Há uma diferença muito grande entre saber nadar e saber salvar alguém que está se afogando. O primeiro ponto a ser considerado é que o afogado está desesperado e não age de maneira normal. Por isso, para salvar uma pessoa em fase de afogamento é preciso usar técnicas de salvamento, caso contrário o resultado pode ser a morte dos dois.

O tenente Adilson Reis ressalta que a calma é o único procedimento indicado para a pessoa que está se afogando. “A situação é difícil, mas é imprescindível manter a calma.”

A técnica dos bombeiros usada nesses casos é manter o diálogo com a vítima, tentando acalmá-la, enquanto um deles se aproxima. “A aproximação não deve ser feita de frente para não possibilitar que a vítima se agarre ao pescoço daquele que está tentando salvá-la.”

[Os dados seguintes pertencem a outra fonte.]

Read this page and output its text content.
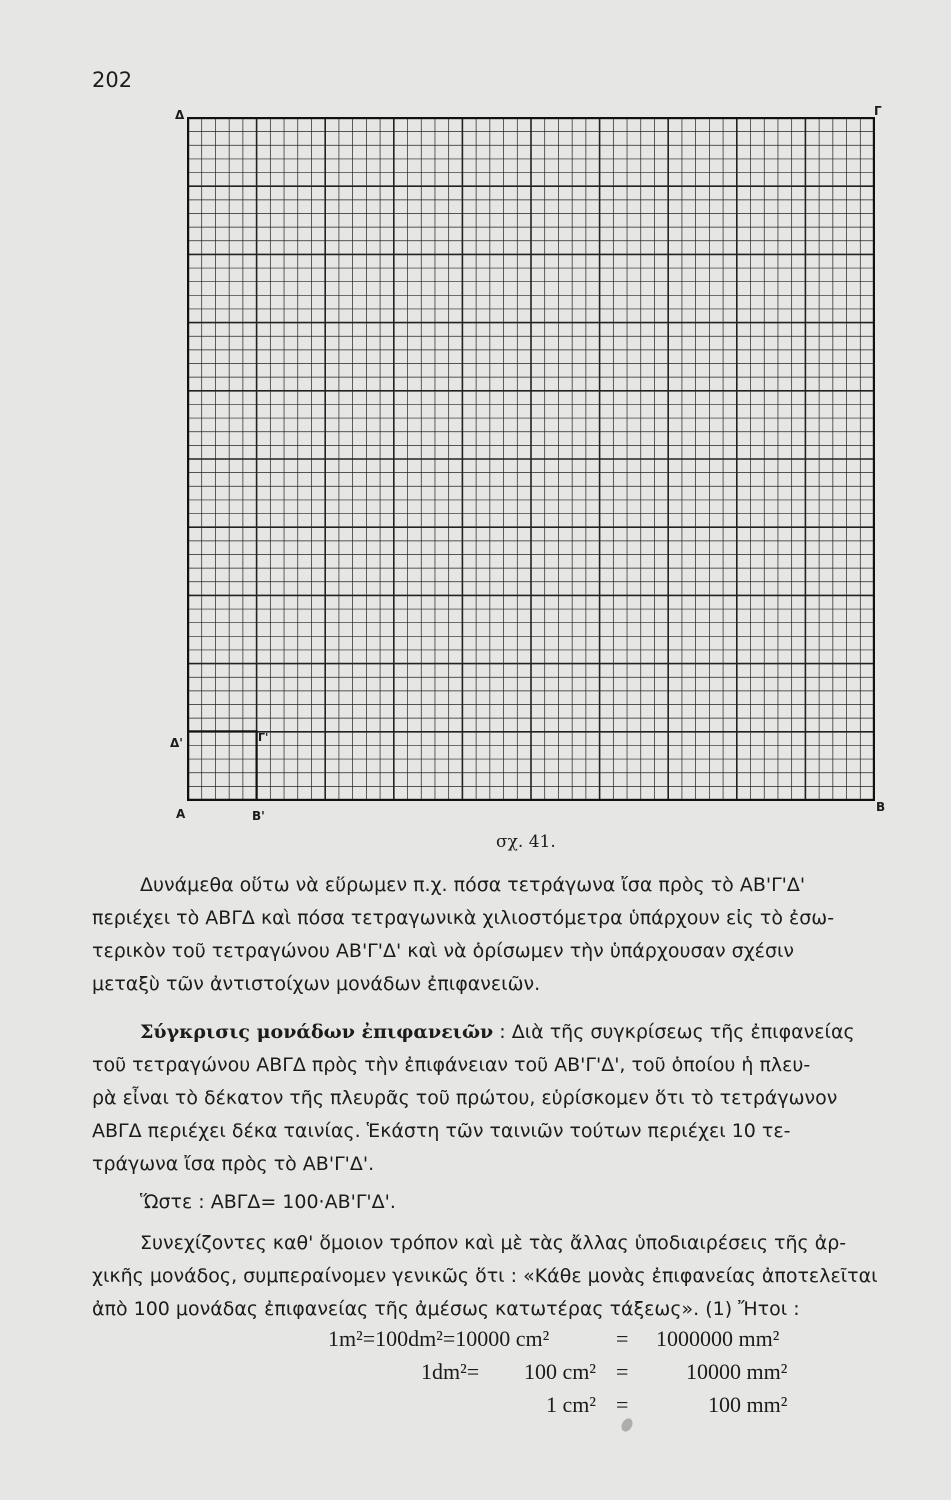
202
Δ	Γ
Α	Β
Δ'
Β'
Γ'
σχ. 41.
Δυνάμεθα οὕτω νὰ εὕρωμεν π.χ. πόσα τετράγωνα ἴσα πρὸς τὸ ΑΒ'Γ'Δ'
περιέχει τὸ ΑΒΓΔ καὶ πόσα τετραγωνικὰ χιλιοστόμετρα ὑπάρχουν εἰς τὸ ἐσω-
τερικὸν τοῦ τετραγώνου ΑΒ'Γ'Δ' καὶ νὰ ὁρίσωμεν τὴν ὑπάρχουσαν σχέσιν
μεταξὺ τῶν ἀντιστοίχων μονάδων ἐπιφανειῶν.
Σύγκρισις μονάδων ἐπιφανειῶν : Διὰ τῆς συγκρίσεως τῆς ἐπιφανείας
τοῦ τετραγώνου ΑΒΓΔ πρὸς τὴν ἐπιφάνειαν τοῦ ΑΒ'Γ'Δ', τοῦ ὁποίου ἡ πλευ-
ρὰ εἶναι τὸ δέκατον τῆς πλευρᾶς τοῦ πρώτου, εὑρίσκομεν ὅτι τὸ τετράγωνον
ΑΒΓΔ περιέχει δέκα ταινίας. Ἑκάστη τῶν ταινιῶν τούτων περιέχει 10 τε-
τράγωνα ἴσα πρὸς τὸ ΑΒ'Γ'Δ'.
Ὥστε : ΑΒΓΔ= 100·ΑΒ'Γ'Δ'.
Συνεχίζοντες καθ' ὅμοιον τρόπον καὶ μὲ τὰς ἄλλας ὑποδιαιρέσεις τῆς ἀρ-
χικῆς μονάδος, συμπεραίνομεν γενικῶς ὅτι : «Κάθε μονὰς ἐπιφανείας ἀποτελεῖται
ἀπὸ 100 μονάδας ἐπιφανείας τῆς ἀμέσως κατωτέρας τάξεως». (1) Ἤτοι :
1m²=100dm²=10000 cm²	= 1000000 mm²
1dm²= 100 cm² =	10000 mm²
1 cm² =	100 mm²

A manobra utilizada pelos bombeiros é se aproximar da vítima e antes do contato físico, pegar a pessoa de costas, como numa gravata e ir levando-a para as margens do rio.

Para evitar maiores transtornos, o tenente ensina. “O ideal é jogar uma corda, um pedaço de madeira, uma bóia ou até um cipó, onde a pessoa se agarre e possa ser puxada.”

Na opinião dele, as pessoas que têm rancho ou embarcações deveriam ter esses apetrechos para uma hora de emergência.